Fonte: Assembléia Legislativa de Minas Gerais
Restringir a apuração das infrações penais à competência privativa das Polícias Federal e Civil. Esse é o teor da Proposta de Emenda à Constituição Federal (PEC) 37/11, de autoria do deputado federal Lourival Mendes (PTdoB/MA), que tramita na Câmara dos Deputados. A PEC foi tema do Debate Público Apuração Penal e Direitos Humanos, promovido pela Comissão de Direitos Humanos da Assembleia Legislativa de Minas Gerais (ALMG), na manhã desta segunda-feira (8/4/13), no Plenário da Casa. O presidente da Comissão, deputado Durval Ângelo (PT), deixou claro que a reunião foi um ato em repúdio à proposta. Segundo ele, o propósito do debate foi, exatamente, fortalecer uma série de atos contrários à aprovação da emenda, manifestações essas que estão sendo realizadas em todo o País.
De acordo com Durval, a PEC traz uma visão equivocada do que deve ser um inquérito policial, dentro do Estado Democrático de Direito. Para ele, a proposição é um atentado à democracia e, por isso mesmo, o Parlamento mineiro, com a anuência do presidente, Dinis Pinheiro (PSDB), é contrário a ela.
Na abertura do Debate Público, Durval Ângelo leu uma carta enviada pelo Sindicato dos Delegados de Polícia de Minas Gerais (Sindepominas) e pela Associação dos Delegados da Polícia Civil de Minas Gerais (Adepolc), protestando contra o formato do debate, uma vez que as duas entidades, favoráveis à aprovação da PEC 37/11, não foram convidadas para compor a mesa. O deputado explicou que o “não-convite” foi proposital, uma vez que a reunião não se destinava a discutir a viabilidade da proposta, e sim repudiá-la. Mas ponderou que a Comissão de Direitos Humanos está aberta a debater o tema com os delegados em audiência pública no futuro.

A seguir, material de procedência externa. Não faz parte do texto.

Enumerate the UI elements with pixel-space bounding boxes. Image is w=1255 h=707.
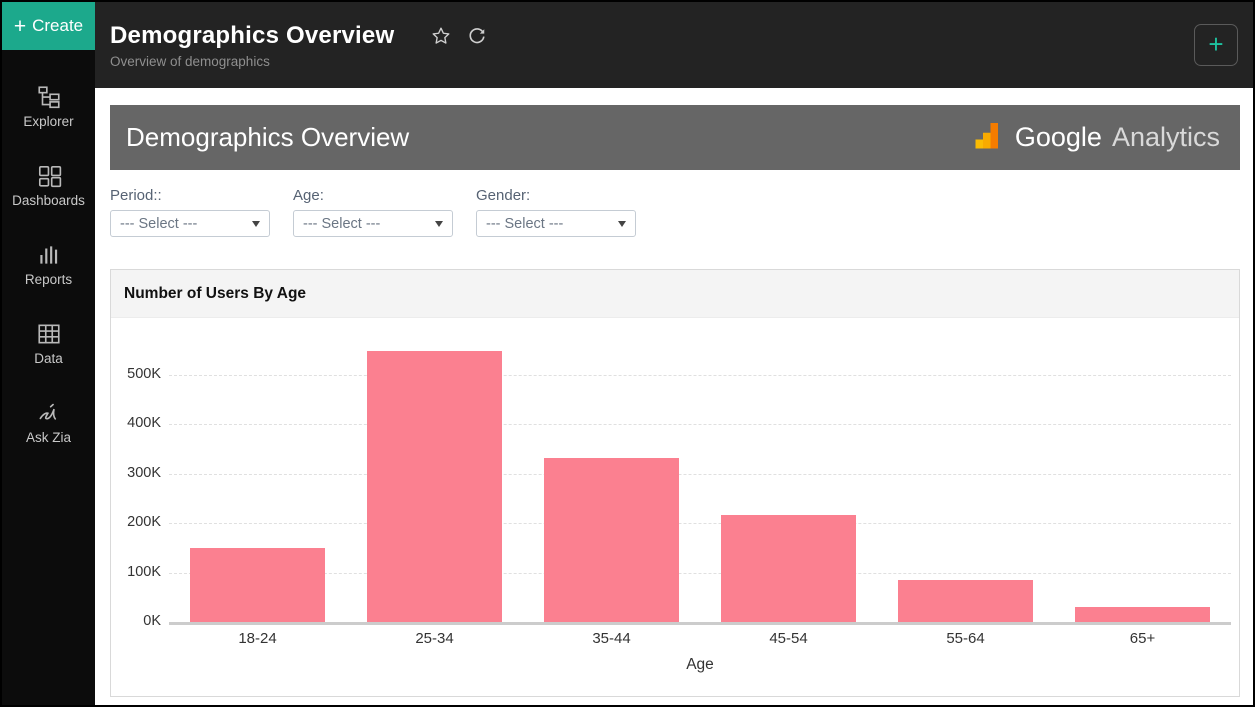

Segundo o parlamentar, além de intervir de forma abusiva na atribuição investigativa do Ministério Público (MP), a PEC 37/11 traz restrições também à atuação de outras entidades do Poder Público, como o próprio Legislativo. Isso porque as Comissões Parlamentares de Inquérito (CPIs) perdem a prerrogativa da autoridade policial em suas investigações. Durval lembrou ainda que o sucesso da maioria das investigações que resultaram em punições a crimes contra os direitos humanos, em Minas, contaram com a participação do MP. Por fim, o deputado enfatizou que, de fato, há erros e desvios nas atuações do MP e de outros órgãos e entidades que realizam atividades investigativas, mas que a PEC 37 pretende punir os acertos.
Também claramente contrária ao teor da proposição, a promotora de Justiça e coordenadora do Centro de Apoio Operacional das Promotorias de Justiça de Defesa dos Direitos Humanos e Apoio Comunitário, Nívia Mônica da Silva, disse que esse debate a fez repensar conceitos sobre o MP e o sistema de Justiça do País.
A promotora abordou o medo, ressaltando que é o temor das ações investigativas do MP que tem levado a ações como essa que resultou na PEC 37/11. Para ela, é importante saber transformar o medo em ação produtiva, que não venha prejudicar a sociedade. Extinguir o poder investigativo do MP é, na via oposta, um prejuízo. O poder de investigação do órgão, de forma alguma, visa a substituir a polícia, disse ela, acrescentando que há momentos em que o MP é imprescindível. “A História e a prática mostram isso”, destacou. Ademais, conforme determina a Constituição de 1988, uma das atribuições do MP é exercer controle da atividade policial e, segundo a promotora, no Brasil, a cada 5 horas, um delito de violação de direitos humanos é causado por um agente público. “Sem poder para investigar, como o MP poderá trabalhar nesse tipo de caso?”, questionou Nívia.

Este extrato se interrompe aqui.